Christine A.M. France

Physical Scientist

 

Phone: 301-238-1261
Fax: 301-238-3709
E-mail Address: FranceC [at] si.edu

Address:
Museum Conservation Institute
Smithsonian Institution
4210 Silver Hill Road
Suitland, MD 20746


Education

B.S. University of Maryland, College Park (2001)
M.S. North Carolina State University (2004)
Ph.D. University of Maryland, College Park (2008)

Research Specialties and Interests

My primary field of interest is stable isotopic applications to vertebrate paleontology and archeology.  I utilize stable isotopes in well preserved bones and teeth as proxies for ecological influences, diet, climate, and physiologic mechanisms.  To this end I also study the preservation of vertebrate fossil material with an emphasis on the potential diagenetic alteration of original isotopic values.

In addition to my personal research I manage the Smithsonian OUSS/MCI Stable Isotope Mass Spectrometry Laboratory which performs stable isotope analyses (C, N, O, H, S) for all Smithsonian units.  I oversee all users of the facility, provide technical support, and consult on a variety of projects.
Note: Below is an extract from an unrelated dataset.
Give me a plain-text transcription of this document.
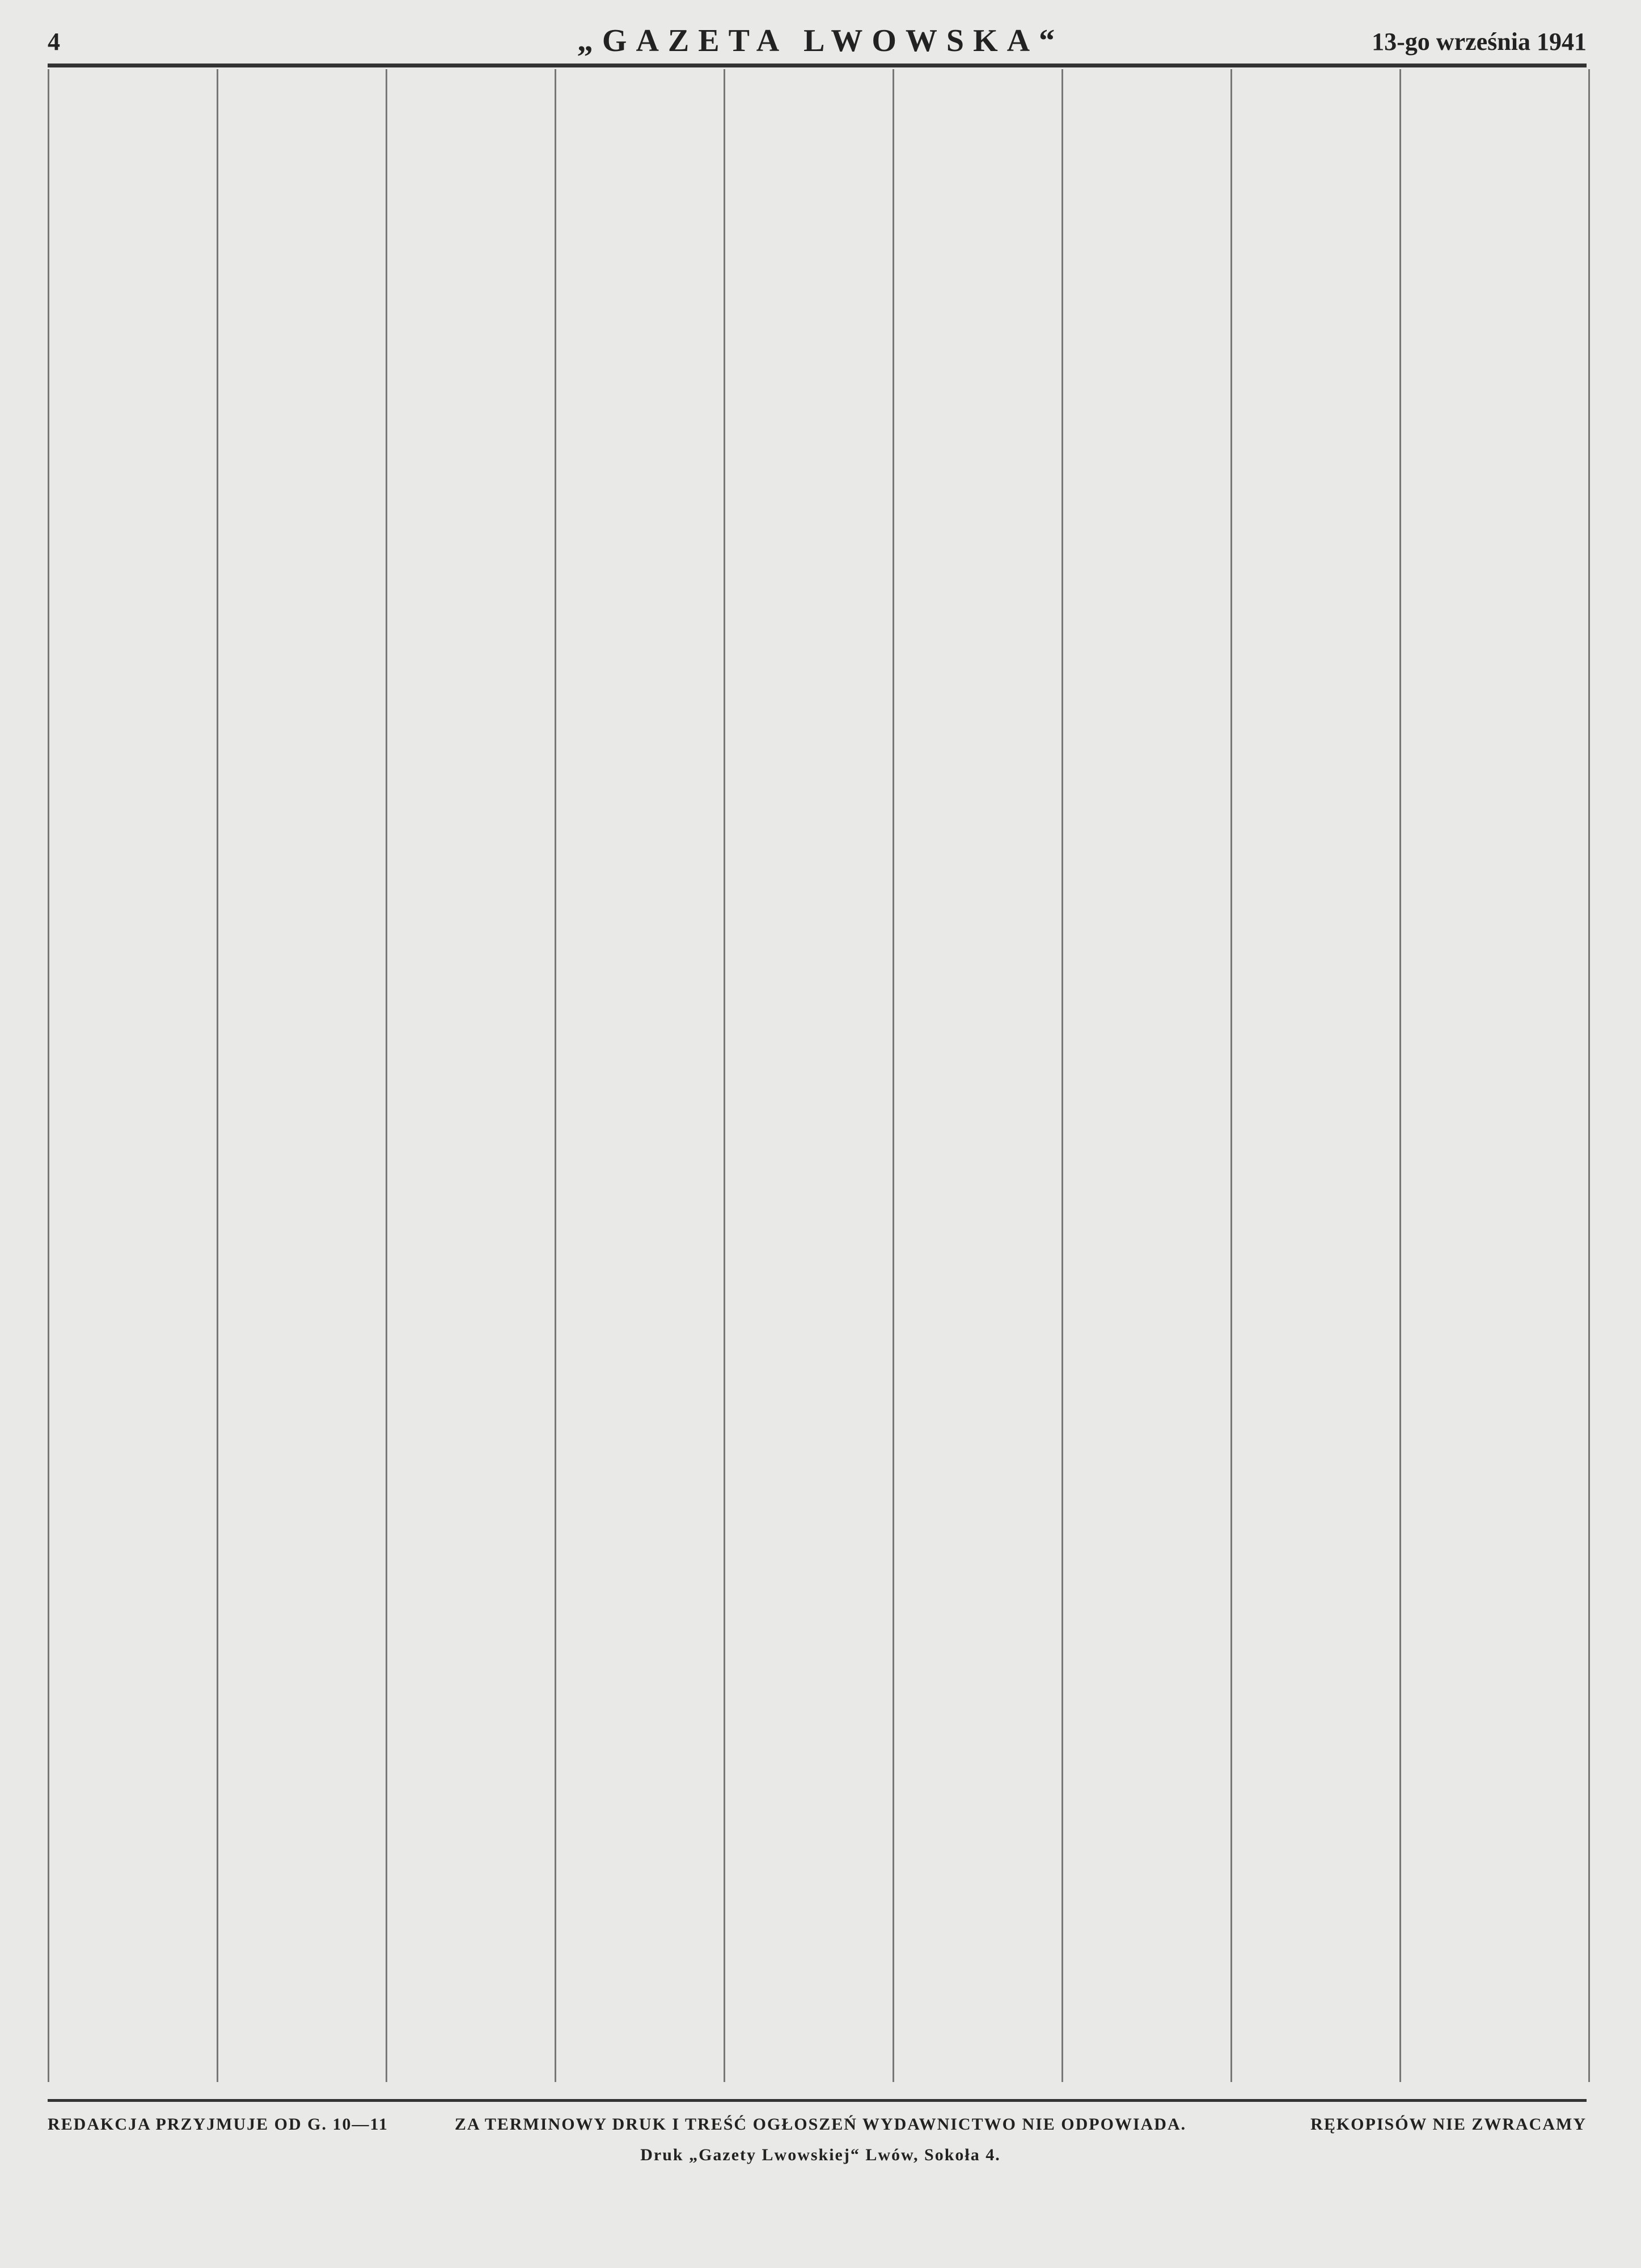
4	„GAZETA LWOWSKA“	13-go września 1941
REDAKCJA PRZYJMUJE OD G. 10—11	ZA TERMINOWY DRUK I TREŚĆ OGŁOSZEŃ WYDAWNICTWO NIE ODPOWIADA.	RĘKOPISÓW NIE ZWRACAMY
Druk „Gazety Lwowskiej“ Lwów, Sokoła 4.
Recent Research Activities

My most current research focuses on dietary reconstruction of Pleistocene ecosystems in North America.  I am specifically interested in the changing structure of food webs and the role this may play in the end-Pleistocene megafaunal extinction.  As a corollary to this research, I have been using my sample sets from a variety of different aged Pleistocene sites to examine the biogeochemical diagenesis of bones with time and in differing environments.

In addition to these diagenetic studies, I am analyzing the preservation of isotopic signals in museum collections.  I am currently examining the effect of different chemical preservation treatments on the isotopic signals in bones and teeth.  I am attempting to determine which treatments result in isotopic exchange between applied chemicals and the original bones/teeth.

I am also collaborating on projects involving the use of stable isotopes in dendrochronology and the use of stable isotopes in determining thermoregulatory mechanisms of dinosaurs.

Professional Activities

Society of Vertebrate Paleontology (member)
The Paleontological Society (member)
Geologic Society of America (member)
American Geophysical Union (member)

Recent Publications

Marra, P.P., Dove, C.J., Dolbeer, R., Dahlan, N.F., Heacker, M., Whatton, J.F., Diggs, N.E., France, C., and Henkes, G.A., 2009.  Migratory Canada geese cause crash of US Airways Flight 1549.  Frontiers in Ecology and the Environment 7(6):  297-301.

France, C.A.M., Zelanko, P.M., Kaufman, A.J., and Holtz, T.R., 2007.  Carbon and nitrogen isotopic analysis of Pleistocene mammals from the Saltville Quarry (Virginia, USA):  Implications for trophic relationships.  Palaeogeography, Palaeoclimatology, Palaeoecology 249:  271-282.

France, C., Zelanko, P., Kaufman, A., and Holtz, T., 2006.  Carbon and nitrogen isotopic reconstruction of trophic relationships between herbivorous mammals from Saltville, Virginia.  Journal of Vertebrate Paleontology 26 (3-supplemental):  63A.

Recent talks

Poster:  France, C.A.M., Sheppard, P.R., Cano, N.J., and Speakman, R.J., 2009.  Stable isotopic and chemical indicators of volcanic eruptions in tree rings from Paricutin, Mexico.  American Geophysical Union, San Francisco, Dec. 14-18.

Presentation:  France, C.A.M., 2006.  Carbon and nitrogen isotopic reconstruction of trophic relationships between herbivorous mammals from Saltville, Virginia.  Society of Vertebrate Paleontology Annual Meeting.  Ottowa, Canada.